If $$\mathcal{Z} = \frac{(2\sqrt3 + 2i)^8}{(1-i)^6} + \frac{(1-i)^6}{(2\sqrt3 - 2i)^8}$$
what is the argument of $\mathcal{Z}$?
considering the first term as ${Z}$ the other term becomes $\frac{1}{\overline{Z}}$. Is there any logic I could apply or any general method that may be there for these sort of problems , without actually expanding the whole thing ?

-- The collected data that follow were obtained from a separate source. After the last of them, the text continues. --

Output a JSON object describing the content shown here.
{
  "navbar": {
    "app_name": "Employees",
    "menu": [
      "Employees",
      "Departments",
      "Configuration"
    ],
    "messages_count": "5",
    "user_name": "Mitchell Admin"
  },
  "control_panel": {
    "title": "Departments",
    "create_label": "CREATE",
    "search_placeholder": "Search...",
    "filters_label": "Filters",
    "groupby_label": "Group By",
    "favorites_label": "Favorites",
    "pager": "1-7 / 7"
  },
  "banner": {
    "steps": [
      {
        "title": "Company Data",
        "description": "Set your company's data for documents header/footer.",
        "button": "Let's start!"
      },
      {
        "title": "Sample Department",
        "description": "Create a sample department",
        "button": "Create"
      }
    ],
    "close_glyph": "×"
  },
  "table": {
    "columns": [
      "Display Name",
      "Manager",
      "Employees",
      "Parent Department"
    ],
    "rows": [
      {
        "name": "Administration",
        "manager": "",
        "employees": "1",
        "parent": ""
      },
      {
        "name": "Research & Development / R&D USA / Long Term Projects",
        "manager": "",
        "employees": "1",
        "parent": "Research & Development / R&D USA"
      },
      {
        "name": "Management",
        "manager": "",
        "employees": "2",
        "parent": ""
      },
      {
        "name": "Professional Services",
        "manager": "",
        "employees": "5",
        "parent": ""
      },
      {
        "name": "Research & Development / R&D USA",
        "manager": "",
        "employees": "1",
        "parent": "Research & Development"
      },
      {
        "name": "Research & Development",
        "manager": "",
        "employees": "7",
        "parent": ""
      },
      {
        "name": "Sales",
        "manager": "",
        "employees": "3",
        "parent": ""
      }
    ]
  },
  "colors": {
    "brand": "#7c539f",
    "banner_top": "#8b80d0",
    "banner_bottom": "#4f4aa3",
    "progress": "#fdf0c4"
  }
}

Hints (for a maybe simple evaluation): $$(2\sqrt 3 +2i) =2(\sqrt 3 + i) $$ $$= 4\left[\frac{\sqrt 3}2 +\frac{i} 2\right]=4e^{\frac{\pi i}6} \tag 1$$
Similarly, $$(2\sqrt 3 - 2i) =4\left[\frac{\sqrt 3}2-\frac{i}{2}\right] $$ $$= 4e^{-\frac{\pi i} 6} \tag 2$$
And, $$(1-i)=\sqrt 2\left[\frac1{\sqrt 2}-\frac{i}{\sqrt 2}\right]$$ $$= \sqrt 2e^{-\frac{\pi i} 4}\tag 3$$